A guy who makes his living in transition, C.J. proved that on the break, he's absolutely unguardable.  I spent the morning yesterday watching the West team go through workouts and scrimmage, but everytime I looked over to the other court, there was C.J. finishing with authority.  He's not a one trick pony though.  C.J. is effective in the half court as well.  He doesn't have many low post moves to speak of, but he's active on the glass, sets great screens, and never stops moving.  If he can develop his back to the basket game, he'd be one of the two or three most completes forwards in this class.  Limitless upside.   

Josh Selby, Lake Clifton (Uncommitted)

The first thing that comes to my mind when I think about Josh Selby is his toughness.  He's like a little bulldozer on the floor.  He can get to the rim anytime he wants (and he always seems to want to), plays hard at all times, and takes every second on the floor personally.  I love that in a player.  When you don't have to coach desire, it makes it a heck of a lot easier to get guys to execute.  There's no doubt he has the athleticism to get it done on any level, and he made sure there were no doubters by winning the dunk competition at Powerade Jam Fest.   He also shot the ball well, played unselfish, and made sure their was little doubt amongst NBA scouts, that he's got the talent to possibly be a one and done player.

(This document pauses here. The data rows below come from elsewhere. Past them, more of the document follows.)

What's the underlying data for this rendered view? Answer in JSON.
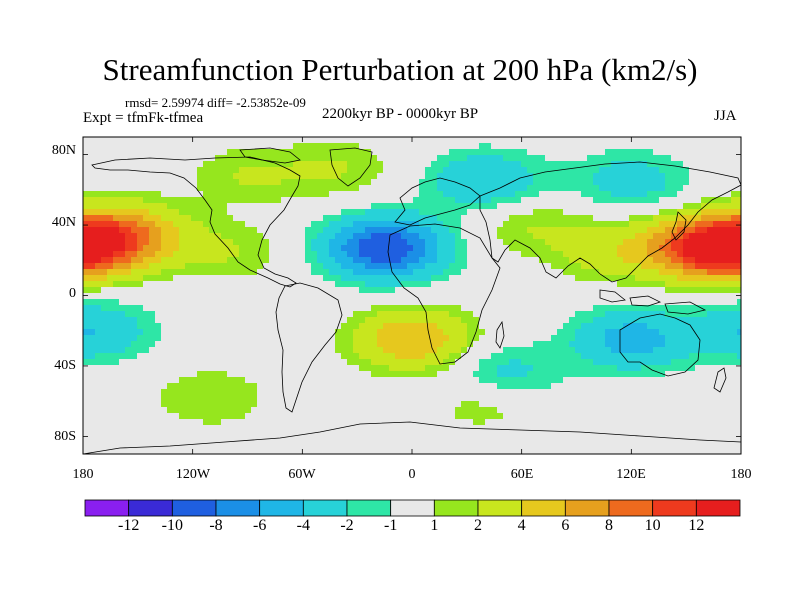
{
  "title": "Streamfunction Perturbation at 200 hPa (km2/s)",
  "stats": "rmsd= 2.59974 diff= -2.53852e-09",
  "experiment": "Expt = tfmFk-tfmea",
  "period": "2200kyr BP - 0000kyr BP",
  "season": "JJA",
  "lat_labels": [
    "80N",
    "40N",
    "0",
    "40S",
    "80S"
  ],
  "lon_labels": [
    "180",
    "120W",
    "60W",
    "0",
    "60E",
    "120E",
    "180"
  ],
  "colorbar": {
    "labels": [
      "-12",
      "-10",
      "-8",
      "-6",
      "-4",
      "-2",
      "-1",
      "1",
      "2",
      "4",
      "6",
      "8",
      "10",
      "12"
    ],
    "colors": [
      "#8a1ff0",
      "#3a2ad6",
      "#1f5fe0",
      "#1b8fe6",
      "#1fb6e6",
      "#27d2d8",
      "#2ee6a6",
      "#e8e8e8",
      "#96e61e",
      "#c8e61e",
      "#e6c81e",
      "#e6a01e",
      "#ee6a1e",
      "#ee3a1e",
      "#e61e1e"
    ]
  },
  "chart_data": {
    "type": "heatmap",
    "title": "Streamfunction Perturbation at 200 hPa (km2/s)",
    "units": "km2/s",
    "x_range": [
      -180,
      180
    ],
    "y_range": [
      -90,
      90
    ],
    "levels": [
      -12,
      -10,
      -8,
      -6,
      -4,
      -2,
      -1,
      1,
      2,
      4,
      6,
      8,
      10,
      12
    ],
    "features": [
      {
        "name": "north-pacific-high",
        "lon": -180,
        "lat": 28,
        "value": 9
      },
      {
        "name": "north-pacific-east-high",
        "lon": -155,
        "lat": 35,
        "value": 6
      },
      {
        "name": "central-america-high",
        "lon": -100,
        "lat": 25,
        "value": 2
      },
      {
        "name": "canada-band",
        "lon": -90,
        "lat": 68,
        "value": 2
      },
      {
        "name": "greenland-band",
        "lon": -40,
        "lat": 72,
        "value": 2
      },
      {
        "name": "north-atlantic-low",
        "lon": -15,
        "lat": 27,
        "value": -10
      },
      {
        "name": "europe-low",
        "lon": 40,
        "lat": 65,
        "value": -4
      },
      {
        "name": "central-asia-high",
        "lon": 65,
        "lat": 40,
        "value": 2
      },
      {
        "name": "siberia-low",
        "lon": 120,
        "lat": 65,
        "value": -3
      },
      {
        "name": "west-pacific-high",
        "lon": 160,
        "lat": 27,
        "value": 9
      },
      {
        "name": "southeast-asia-high",
        "lon": 110,
        "lat": 25,
        "value": 3
      },
      {
        "name": "south-atlantic-high",
        "lon": 0,
        "lat": -25,
        "value": 6
      },
      {
        "name": "south-indian-low",
        "lon": 50,
        "lat": -45,
        "value": -3
      },
      {
        "name": "australia-low",
        "lon": 120,
        "lat": -25,
        "value": -5
      },
      {
        "name": "south-pacific-low",
        "lon": -175,
        "lat": -20,
        "value": -4
      },
      {
        "name": "southern-ocean-band",
        "lon": -110,
        "lat": -58,
        "value": 2
      },
      {
        "name": "southern-ocean-band-east",
        "lon": 40,
        "lat": -60,
        "value": 2
      }
    ]
  }
}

Tristan Thompson, Findlay Prep (Texas)

Tristan's body was the first thing that stood out for me this week.  He looks to have come into McDonald's week in tremendous shape.  Not only did he look more fit, but he also played more aggressive.  He dunked everything he touched and attacked anyone who guarded him.  He's always had that type of capabiity, it's been his lapses in energy that needed work.  Not this week.  Tristan played hard and made an impact the entire time he was on the floor this week.  No one in the gym played harder, and noone in the gym was more effective. 

Cory Joseph, Findlay Prep (Uncommitted)

Speed has been the one area which has made Cory stand out among the best this week.  There isn't a player in the building who can keep Cory in front of them.  He can break anyone down off the dribble and has a tremendous mid range game; something which is rare in high school basketball players these days.  He's already known as a great winner, great defender, and great shooter, so scouts were really focused on his ability to run half court sets.  He passed with flying colors, doing an excellent job communicating, as well as playing mistake free, pass first basketball. 

Ray McCallum, Detroit Country Day (Uncommitted)

Ray came into this week with the opposite scouting report from Cory Joseph.  He's known as an outstanding offensive orchestrator with mediocre hops, and just an average jump shot.  His slam dunk contest efforts and practice dunks put to rest the talk about his bounce, and he actually shot the ball really well all week.  No player in this class raised their stock more in Columbus. 

Fab Melo, Sagemont Upper School (Syracuse)

Fab told me he has shed 25 pounds since December and it certainly showed.  He looks to be in tremendous shape and it was evident in the way he ran the floor.  Not only does Fab project as an outstanding prospect protecting the rim, but he also posseses a jump shot, hook shot, and ball handling skills almost never seen on a legit 7-footer.  In workouts Fab has always been impressive, but his court awareness and his understanding of spacing and defensive rotations are really starting to come around as well.  3 months ago, I didn't feel Fab would be able to be special as a freshman.  I thought he had too far to grow along the learning curve to make a dramatic impact in the Big East.  After watching him with some of the best high school players on the planet this week, I'd say I was dead wrong.  He may not be ready to average 20 and 10, but his presence in the 2-3 zone is going to be a major bonus for the cuse's "shut it down" movement.  This was the best I've ever seen Fab play.